Opinion
72507.
DECIDED JULY 16, 1986.
Aggravated assault, etc. Fulton Superior Court. Before Judge Tanksley, Senior Judge.
L. James Weil, Jr., for appellant.
Lewis R. Slaton, District Attorney, Joseph J. Drolet, Benjamin H. Oehlert III, J. Russell Mayer, Assistant District Attorneys, for appellee.
Bell appeals from his conviction of carrying a concealed weapon, carrying a pistol without a license and aggravated assault on a police officer in the performance of his official duties.
1. Appellant contends the evidence is not sufficient to support the verdict. About 11:00 p. m. a police officer stopped appellant and his brother, who were standing on a street corner, because they matched the description of two men who had been acting suspiciously in a grocery store a few minutes earlier. When the officer asked for identification appellant reached into a shaving kit he was carrying and started to pull out a loaded .22 calibre revolver. The officer was shining a flashlight into the kit and saw appellant's finger on the trigger, so the officer grabbed the kit and a struggle ensued. The officer succeeded in getting the kit away from appellant with the gun still in it, and appellant and his brother were then taken into custody.
Appellant testified and admitted that he was carrying a loaded, concealed weapon without a permit, but denied reaching for the gun or starting to remove it from the kit. Appellant testified that he reached into the kit to get his wallet after the officer asked for identification. The officer testified that appellant's wallet was in his rear pocket.
We find the evidence sufficient to meet the standard of proof required by Jackson v. Virginia, 443 U.S. 307 (99 SC 2781, 61 L.Ed.2d 560). Accordingly, it was not error to deny appellant's motion for a directed verdict of acquittal on the charge of aggravated assault on a peace officer in the execution of his duties, which appellant contends in a separate enumeration was error. Humphrey v. State, 252 Ga. 525, 527 (1) ( 314 S.E.2d 436) (1984).
2. Appellant contends the trial court erred by denying his motion to suppress evidence of the gun because the police officer's actions amounted to more than a brief investigatory stop. This enumeration of error is without merit.

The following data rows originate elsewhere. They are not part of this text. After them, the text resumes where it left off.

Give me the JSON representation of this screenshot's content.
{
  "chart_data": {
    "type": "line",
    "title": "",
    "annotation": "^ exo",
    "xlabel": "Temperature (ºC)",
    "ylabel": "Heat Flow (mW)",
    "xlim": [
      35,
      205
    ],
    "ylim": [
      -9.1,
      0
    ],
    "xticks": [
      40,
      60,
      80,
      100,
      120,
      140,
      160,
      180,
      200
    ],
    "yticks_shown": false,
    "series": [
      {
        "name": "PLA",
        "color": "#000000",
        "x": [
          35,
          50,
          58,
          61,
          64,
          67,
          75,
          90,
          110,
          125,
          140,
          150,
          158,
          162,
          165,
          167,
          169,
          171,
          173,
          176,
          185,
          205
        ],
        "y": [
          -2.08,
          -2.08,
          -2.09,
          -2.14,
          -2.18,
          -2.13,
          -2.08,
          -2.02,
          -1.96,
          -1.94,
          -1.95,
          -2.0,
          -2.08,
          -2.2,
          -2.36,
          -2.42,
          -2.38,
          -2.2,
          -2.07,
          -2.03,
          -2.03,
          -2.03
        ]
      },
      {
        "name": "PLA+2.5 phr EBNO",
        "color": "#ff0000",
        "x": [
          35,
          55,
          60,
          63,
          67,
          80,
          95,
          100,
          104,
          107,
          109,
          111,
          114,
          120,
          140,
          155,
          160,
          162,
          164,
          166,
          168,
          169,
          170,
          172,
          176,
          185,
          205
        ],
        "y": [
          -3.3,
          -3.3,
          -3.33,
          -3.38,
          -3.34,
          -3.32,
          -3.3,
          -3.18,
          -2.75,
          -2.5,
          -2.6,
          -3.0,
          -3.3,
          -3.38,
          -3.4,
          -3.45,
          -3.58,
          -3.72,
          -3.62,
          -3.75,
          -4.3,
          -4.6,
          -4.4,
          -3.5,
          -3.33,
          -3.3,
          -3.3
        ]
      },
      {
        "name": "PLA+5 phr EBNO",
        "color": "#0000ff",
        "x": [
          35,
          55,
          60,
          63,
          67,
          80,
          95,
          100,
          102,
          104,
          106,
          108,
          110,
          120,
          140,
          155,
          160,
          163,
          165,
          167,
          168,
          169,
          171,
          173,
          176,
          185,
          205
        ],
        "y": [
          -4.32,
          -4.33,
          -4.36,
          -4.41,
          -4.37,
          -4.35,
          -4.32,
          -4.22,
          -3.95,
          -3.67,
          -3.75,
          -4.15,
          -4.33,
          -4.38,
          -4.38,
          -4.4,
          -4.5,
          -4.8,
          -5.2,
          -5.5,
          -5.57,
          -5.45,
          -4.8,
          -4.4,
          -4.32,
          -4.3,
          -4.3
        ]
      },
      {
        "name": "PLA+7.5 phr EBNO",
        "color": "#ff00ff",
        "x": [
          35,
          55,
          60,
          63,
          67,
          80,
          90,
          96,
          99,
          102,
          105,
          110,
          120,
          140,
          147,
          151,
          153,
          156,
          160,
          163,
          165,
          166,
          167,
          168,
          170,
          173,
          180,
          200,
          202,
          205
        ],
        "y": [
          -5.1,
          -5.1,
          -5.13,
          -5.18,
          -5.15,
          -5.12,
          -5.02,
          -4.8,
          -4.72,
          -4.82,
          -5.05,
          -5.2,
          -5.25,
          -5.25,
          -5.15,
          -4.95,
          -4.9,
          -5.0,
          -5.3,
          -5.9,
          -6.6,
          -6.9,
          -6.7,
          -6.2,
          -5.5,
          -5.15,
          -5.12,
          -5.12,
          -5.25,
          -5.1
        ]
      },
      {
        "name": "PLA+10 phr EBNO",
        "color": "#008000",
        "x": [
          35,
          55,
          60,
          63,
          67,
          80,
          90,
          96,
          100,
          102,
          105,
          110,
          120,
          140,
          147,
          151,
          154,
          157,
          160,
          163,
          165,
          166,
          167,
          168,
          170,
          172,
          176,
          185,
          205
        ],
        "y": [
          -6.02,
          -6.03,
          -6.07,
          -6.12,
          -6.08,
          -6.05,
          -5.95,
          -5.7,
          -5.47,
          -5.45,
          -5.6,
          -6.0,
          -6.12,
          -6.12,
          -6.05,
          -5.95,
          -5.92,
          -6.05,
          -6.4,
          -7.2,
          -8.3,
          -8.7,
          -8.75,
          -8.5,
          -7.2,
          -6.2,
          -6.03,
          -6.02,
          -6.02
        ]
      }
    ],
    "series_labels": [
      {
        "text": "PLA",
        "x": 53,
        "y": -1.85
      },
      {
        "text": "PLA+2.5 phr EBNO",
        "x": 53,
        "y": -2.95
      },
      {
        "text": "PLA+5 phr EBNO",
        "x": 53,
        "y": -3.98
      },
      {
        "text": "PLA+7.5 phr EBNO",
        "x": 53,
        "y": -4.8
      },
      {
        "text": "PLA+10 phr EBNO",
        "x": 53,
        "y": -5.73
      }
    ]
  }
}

A police officer is allowed to make a brief investigatory stop of a person if the officer has a reasonable, articulable suspicion of unlawful activity. Terry v. Ohio, 392 U.S. 1 ( 88 SC 1868, 20 L.Ed.2d 889). Here, the officer had been advised that two persons fitting the description of appellant and his brother had acted suspiciously in a grocery store a few minutes earlier, causing the manager to believe that a robbery might be committed. Thus, the officer was justified in asking appellant and his brother for identification. When appellant started to pull a loaded revolver out of his shaving kit instead of providing identification, the officer was authorized to seize the weapon for his own protection, since officers are not required to take unnecessary risks in the performance of their duties. Id. A trial court's decision on questions of fact and credibility of witnesses at a suppression hearing must be accepted unless clearly erroneous, Pittman v. State, 162 Ga. App. 51, 52 (2) ( 289 S.E.2d 531) (1982), and we find no error here.
Judgment affirmed. Banke, C. J., and Birdsong, P. J., concur.